Was der Modus aktiviert:

  • IP-Schutz bei Anrufen: Anrufe laufen über WhatsApp-Server, die eigene IP-Adresse bleibt verborgen
  • Link-Vorschau aus: Verhindert, dass beim Generieren von Vorschauen IP-Daten an Webseitenbetreiber lecken
  • Unbekannte Konten blocken: Nachrichten von fremden Nummern werden automatisch abgewiesen

Die Funktion richtet sich vor allem an Journalisten und Aktivisten.

Der Username-Irrtum: 2026 statt jetzt

Ein massives Missverständnis kursiert gerade: Viele Quellen berichteten, WhatsApp-Benutzernamen kämen “diese Woche”. Das stimmt nicht.

Offizielle Briefings bestätigen: Die Funktion läuft in einer fortgeschrittenen Testphase. Der flächendeckende Start für Privatnutzer ist für 2026 geplant. Wer jetzt danach sucht, findet nichts.

Aktuell laufen lediglich Reservierungsmechanismen und interne Tests mit Unternehmen.

Was Ende-zu-Ende NICHT schützt

Ein gefährliches Missverständnis hält sich hartnäckig: Dass Ende-zu-Ende-Verschlüsselung totale Anonymität bedeutet. Das ist falsch.

Metadaten bleiben sichtbar: WhatsApp kann nicht den Inhalt Ihrer Nachrichten lesen – sieht aber sehr wohl, wer mit wem, wann und wie lange kommuniziert. Diese Daten sind oft fast so aussagekräftig wie der Inhalt selbst.

Die Backup-Falle: Ohne manuelle Aktivierung der verschlüsselten Backups liegen Ihre Chats im Klartext auf Apple- oder Google-Servern. Behörden können diese Daten per Gerichtsbeschluss anfordern, ohne WhatsApps Mitwirkung.

Der schwierige Spagat zwischen Öffnung und Schutz

Meta steht unter Druck von zwei Seiten: Die EU erzwingt Interoperabilität, Datenschützer fordern mehr Sicherheit. Die Antwort? Gleichzeitig öffnen und abschotten.

Sicherheitsexperten warnen: Jede Schnittstelle nach außen schafft potenzielle Angriffsflächen.
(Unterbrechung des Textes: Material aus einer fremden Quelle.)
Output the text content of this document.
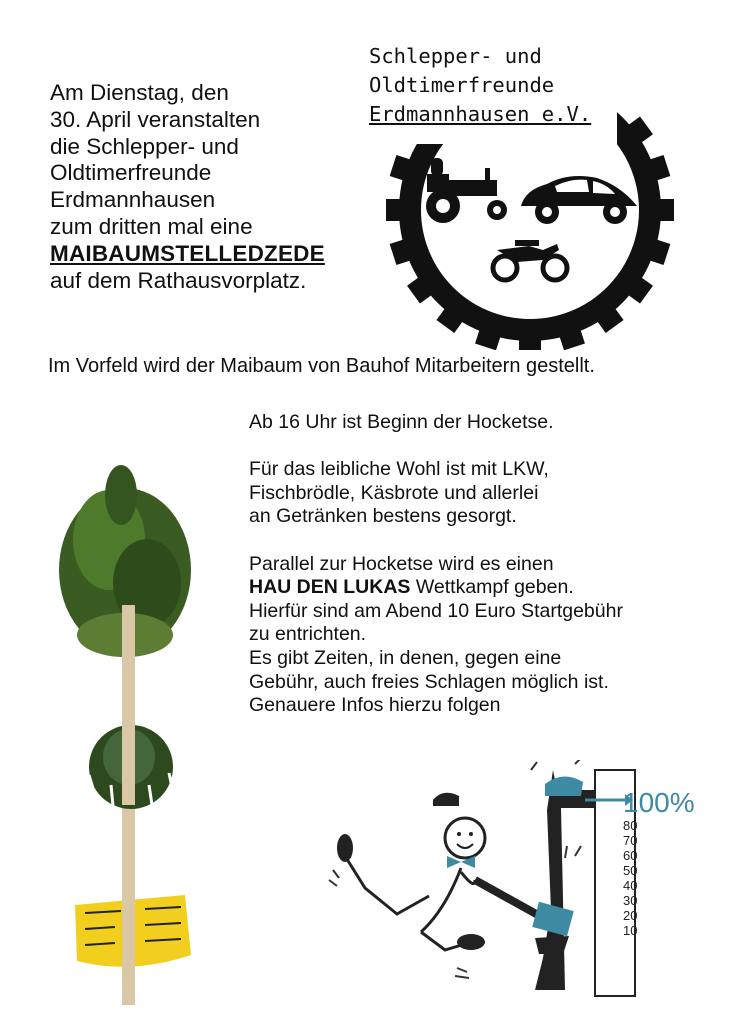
Am Dienstag, den
30. April veranstalten
die Schlepper- und
Oldtimerfreunde
Erdmannhausen
zum dritten mal eine
MAIBAUMSTELLEDZEDE
auf dem Rathausvorplatz.
Schlepper- und
Oldtimerfreunde
Erdmannhausen e.V.
Im Vorfeld wird der Maibaum von Bauhof Mitarbeitern gestellt.
Ab 16 Uhr ist Beginn der Hocketse.
Für das leibliche Wohl ist mit LKW,
Fischbrödle, Käsbrote und allerlei
an Getränken bestens gesorgt.
Parallel zur Hocketse wird es einen
HAU DEN LUKAS Wettkampf geben.
Hierfür sind am Abend 10 Euro Startgebühr
zu entrichten.
Es gibt Zeiten, in denen, gegen eine
Gebühr, auch freies Schlagen möglich ist.
Genauere Infos hierzu folgen
100%
80
70
60
50
40
30
20
10
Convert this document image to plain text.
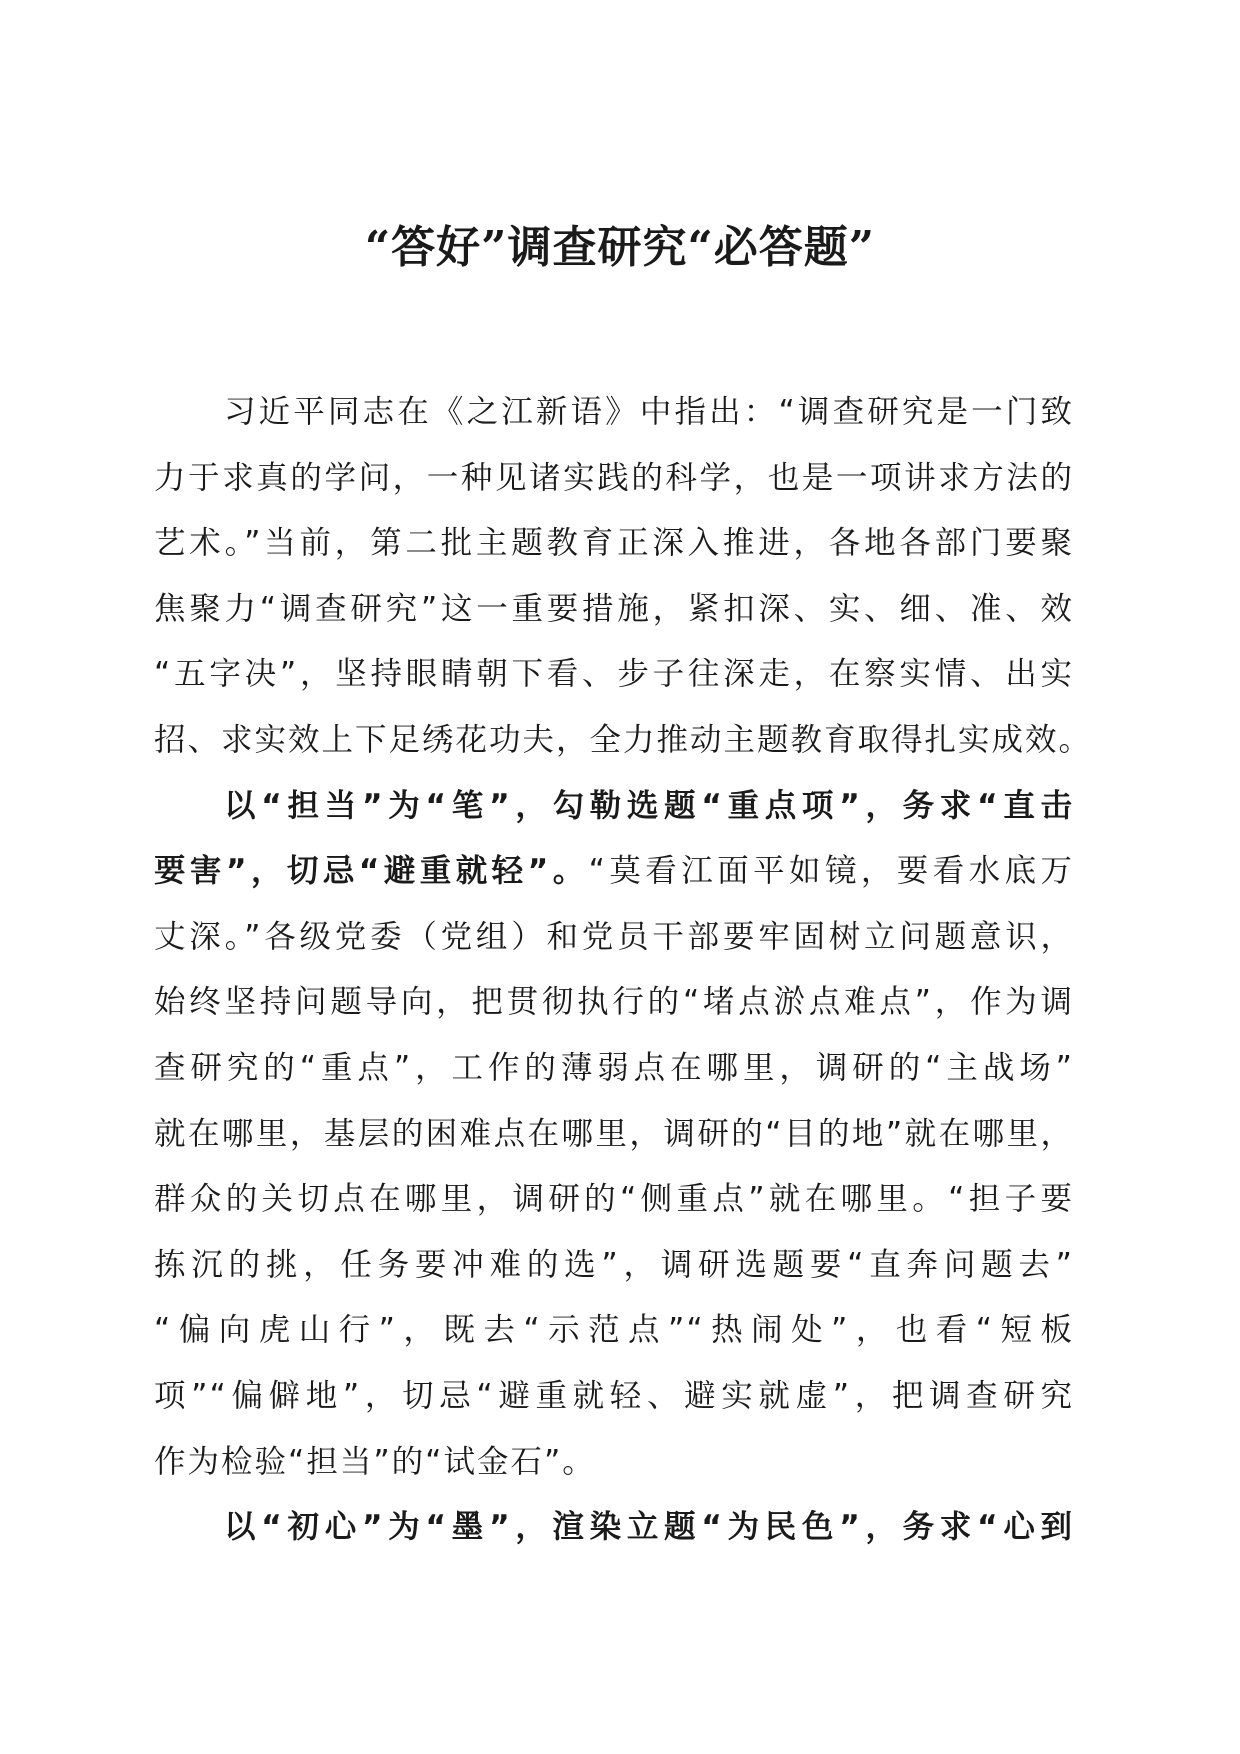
“答好”调查研究“必答题”
习近平同志在《之江新语》中指出：“调查研究是一门致
力于求真的学问，一种见诸实践的科学，也是一项讲求方法的
艺术。”当前，第二批主题教育正深入推进，各地各部门要聚
焦聚力“调查研究”这一重要措施，紧扣深、实、细、准、效
“五字决”，坚持眼睛朝下看、步子往深走，在察实情、出实
招、求实效上下足绣花功夫，全力推动主题教育取得扎实成效。
以“担当”为“笔”，勾勒选题“重点项”，务求“直击
要害”，切忌“避重就轻”。“莫看江面平如镜，要看水底万
丈深。”各级党委（党组）和党员干部要牢固树立问题意识，
始终坚持问题导向，把贯彻执行的“堵点淤点难点”，作为调
查研究的“重点”，工作的薄弱点在哪里，调研的“主战场”
就在哪里，基层的困难点在哪里，调研的“目的地”就在哪里，
群众的关切点在哪里，调研的“侧重点”就在哪里。“担子要
拣沉的挑，任务要冲难的选”，调研选题要“直奔问题去”
“偏向虎山行”，既去“示范点”“热闹处”，也看“短板
项”“偏僻地”，切忌“避重就轻、避实就虚”，把调查研究
作为检验“担当”的“试金石”。
以“初心”为“墨”，渲染立题“为民色”，务求“心到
Gleichzeitig versucht WhatsApp, mit Passkeys und IP-Schutz das Vertrauen zurückzugewinnen, das an Signal oder Threema verloren ging.

Die Einführung von Passkeys ist dabei strategisch klug: Sie eliminiert das schwächste Glied – das vom Nutzer gewählte Passwort.

Was Sie jetzt tun sollten

Nutzen Sie die vorhandenen Werkzeuge: Aktivieren Sie verschlüsselte Backups mit einem Passkey. Prüfen Sie die Einstellungen für Drittanbieter-Chats genau, bevor Sie diese zulassen.

Sicherheit ist keine Standardeinstellung mehr, sondern eine aktive Entscheidung. Und bis die Benutzernamen 2026 kommen, bleibt Ihre Telefonnummer das Tor zu Ihrem Account.